A bronchoscope is a thin elongated tube with a camera in the end, inserted through the mouth, trachea, into the lungs. This procedure allows pulmonologist to examine lung infections,lung cancer and any abnormalities such as foreign bodies that causes bleeding in patients’ airway.
Bronchoscopes can be classified in two types. A flexible bronchoscope is a long thin tube consist of fiberoptic channel that supplies light to the end of the scope, an optic system that allows the pulmonogist to examine and diagnose the lung and transmit the image in a video, and a channel that allows biopsy tools to aspirate fluid or take a sample tissue from the lungs. The
Rigid bronchoscope is another alternative for flexible bronchoscope. It is a straight, hollow, elongated metal tube with some components same as of flexible bronchoscope. Except that the opening of the metal tube is the viewing channel. Although rigid bronchoscopes are less often use today, still it remains as the procedure choice in removing foreign materials from the lungs. When bleeding interferes while viewing the area, rigid bronchoscope becomes very functional.
Examination of the lung through the use of bronchoscope can be done in any of the following places. A special room designed for such procedures, in an operating room, and in an intensive care unit.This procedure can be performed to remove foreign objects that clogs the air passage. To view any suspected abnormalities of the lungs. To be able to take sample tissue specimens. And to evaluate the cause of a chronic cough, or of a collapsed lung, or examine the bleeding in the lungs and may lead to the possibility of lung cancer.
Procedure The patient will be given antianxiety and antisecretory 30 minutes. before to prevent any oral secretion that may obstruct the view while the procedure is being done. An anesthesia will be introduced for the upper airways and a sedative to make the patient half conscious.
Once the procedure has started, patients’ blood pressure is being checked. The heart and oxygen is being monitored and measured continouosly.
The doctor inserts the brochocope either through nose or mouth of the patient either in sitting or in lying position. First he will examine the upper airway, then the vocal cords. He will continue the bronchoscope to advance to the trachea and down through the bronchus. If abnormality is present, a sample tissue will be taken from the inside through the help of a needle or forceps.

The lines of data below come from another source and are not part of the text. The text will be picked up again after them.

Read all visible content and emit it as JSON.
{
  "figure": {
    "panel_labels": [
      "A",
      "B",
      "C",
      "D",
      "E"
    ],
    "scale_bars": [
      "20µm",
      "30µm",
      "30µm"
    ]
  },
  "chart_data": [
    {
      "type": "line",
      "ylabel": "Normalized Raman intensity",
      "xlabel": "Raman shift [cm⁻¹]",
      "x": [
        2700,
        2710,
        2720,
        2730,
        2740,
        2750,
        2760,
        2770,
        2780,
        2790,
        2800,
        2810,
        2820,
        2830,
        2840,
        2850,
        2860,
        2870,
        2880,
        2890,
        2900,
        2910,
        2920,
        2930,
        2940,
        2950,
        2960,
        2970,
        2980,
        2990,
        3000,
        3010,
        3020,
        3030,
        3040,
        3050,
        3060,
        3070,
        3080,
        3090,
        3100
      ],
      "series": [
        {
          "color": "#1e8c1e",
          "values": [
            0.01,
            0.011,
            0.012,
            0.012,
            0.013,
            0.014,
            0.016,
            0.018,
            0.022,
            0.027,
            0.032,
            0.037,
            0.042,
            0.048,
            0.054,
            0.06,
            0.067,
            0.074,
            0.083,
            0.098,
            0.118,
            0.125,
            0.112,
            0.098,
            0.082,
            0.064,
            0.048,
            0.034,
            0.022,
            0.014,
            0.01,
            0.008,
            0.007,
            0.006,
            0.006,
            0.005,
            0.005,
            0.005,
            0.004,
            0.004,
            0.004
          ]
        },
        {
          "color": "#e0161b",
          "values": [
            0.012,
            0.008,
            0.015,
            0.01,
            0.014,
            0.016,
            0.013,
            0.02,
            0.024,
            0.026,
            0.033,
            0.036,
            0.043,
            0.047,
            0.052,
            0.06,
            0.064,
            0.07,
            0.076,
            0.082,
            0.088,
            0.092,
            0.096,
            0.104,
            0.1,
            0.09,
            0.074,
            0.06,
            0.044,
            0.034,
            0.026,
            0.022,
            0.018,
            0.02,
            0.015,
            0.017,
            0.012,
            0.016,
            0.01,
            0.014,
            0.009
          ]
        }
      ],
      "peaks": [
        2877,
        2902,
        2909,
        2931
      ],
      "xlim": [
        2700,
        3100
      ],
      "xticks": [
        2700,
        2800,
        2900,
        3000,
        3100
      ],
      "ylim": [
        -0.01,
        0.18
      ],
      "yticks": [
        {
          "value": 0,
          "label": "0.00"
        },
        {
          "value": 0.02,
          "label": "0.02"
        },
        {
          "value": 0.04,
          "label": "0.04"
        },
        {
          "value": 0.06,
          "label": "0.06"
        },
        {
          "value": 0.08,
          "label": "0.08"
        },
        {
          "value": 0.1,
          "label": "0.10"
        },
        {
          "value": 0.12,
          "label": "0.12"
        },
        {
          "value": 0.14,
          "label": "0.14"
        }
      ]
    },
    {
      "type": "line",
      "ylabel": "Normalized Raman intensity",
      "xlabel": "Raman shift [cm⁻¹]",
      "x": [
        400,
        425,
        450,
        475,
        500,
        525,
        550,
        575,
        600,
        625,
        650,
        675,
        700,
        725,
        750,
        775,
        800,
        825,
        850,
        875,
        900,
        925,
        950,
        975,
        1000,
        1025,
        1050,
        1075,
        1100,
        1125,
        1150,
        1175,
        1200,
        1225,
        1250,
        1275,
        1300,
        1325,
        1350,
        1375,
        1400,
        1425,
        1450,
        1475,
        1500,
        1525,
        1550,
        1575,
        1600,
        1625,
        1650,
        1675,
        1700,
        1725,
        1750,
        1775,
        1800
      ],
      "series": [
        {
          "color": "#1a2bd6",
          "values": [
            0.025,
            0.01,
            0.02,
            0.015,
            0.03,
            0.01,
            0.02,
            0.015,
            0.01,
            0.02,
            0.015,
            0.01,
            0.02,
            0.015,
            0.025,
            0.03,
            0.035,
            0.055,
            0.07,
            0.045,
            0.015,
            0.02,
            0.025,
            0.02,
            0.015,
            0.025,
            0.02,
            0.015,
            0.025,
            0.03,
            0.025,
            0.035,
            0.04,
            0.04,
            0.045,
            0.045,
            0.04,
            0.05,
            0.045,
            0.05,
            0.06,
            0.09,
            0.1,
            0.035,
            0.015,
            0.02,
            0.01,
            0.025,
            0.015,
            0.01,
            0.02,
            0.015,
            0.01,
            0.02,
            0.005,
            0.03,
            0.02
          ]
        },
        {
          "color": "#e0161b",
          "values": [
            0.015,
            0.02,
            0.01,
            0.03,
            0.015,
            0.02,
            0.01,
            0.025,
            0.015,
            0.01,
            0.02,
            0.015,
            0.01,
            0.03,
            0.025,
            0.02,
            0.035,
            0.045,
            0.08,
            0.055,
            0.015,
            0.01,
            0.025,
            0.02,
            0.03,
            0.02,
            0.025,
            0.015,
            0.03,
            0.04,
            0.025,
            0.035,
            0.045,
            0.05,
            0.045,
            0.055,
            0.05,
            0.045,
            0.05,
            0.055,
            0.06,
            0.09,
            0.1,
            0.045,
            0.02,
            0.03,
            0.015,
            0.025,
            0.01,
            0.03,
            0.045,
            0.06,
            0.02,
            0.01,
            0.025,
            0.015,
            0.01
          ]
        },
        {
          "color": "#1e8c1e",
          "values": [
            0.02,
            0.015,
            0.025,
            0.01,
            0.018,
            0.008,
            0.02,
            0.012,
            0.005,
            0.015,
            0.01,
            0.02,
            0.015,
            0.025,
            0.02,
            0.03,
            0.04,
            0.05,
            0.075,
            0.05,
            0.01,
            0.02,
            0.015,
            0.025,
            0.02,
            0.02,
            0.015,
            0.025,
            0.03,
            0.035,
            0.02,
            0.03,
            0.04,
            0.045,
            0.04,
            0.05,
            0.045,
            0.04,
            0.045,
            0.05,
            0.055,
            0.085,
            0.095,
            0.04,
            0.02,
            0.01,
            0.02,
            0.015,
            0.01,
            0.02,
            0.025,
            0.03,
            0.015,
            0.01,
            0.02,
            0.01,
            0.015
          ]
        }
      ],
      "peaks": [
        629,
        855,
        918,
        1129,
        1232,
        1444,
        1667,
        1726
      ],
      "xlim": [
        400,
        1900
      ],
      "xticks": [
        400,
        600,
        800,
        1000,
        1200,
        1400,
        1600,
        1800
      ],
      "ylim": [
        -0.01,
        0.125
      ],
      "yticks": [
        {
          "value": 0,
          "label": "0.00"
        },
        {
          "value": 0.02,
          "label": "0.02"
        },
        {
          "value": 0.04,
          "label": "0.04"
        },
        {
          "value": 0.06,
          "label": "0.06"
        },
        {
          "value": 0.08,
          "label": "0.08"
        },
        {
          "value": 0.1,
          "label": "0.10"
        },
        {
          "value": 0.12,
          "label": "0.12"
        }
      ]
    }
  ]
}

Although most patients can tolerate bronchoscopy, it is highly recommended that a patient be under a brief period of observation after the procedure for 2-4 hours. Monitoring of the patients vital signs continues until the effects of sedative wears off.
Records shows that complications through the use of fiberoptic bronchoscopes are extrememly low, yet after the procedure common complications may be expected like heart vessel problems or excessive bleeding cause of sample tissue removal that may cause leakage of air called pneumothorax. While rigid bronchoscope can possibly scratch or tear the airway or vocal cords may be damaged, still the risk is limited.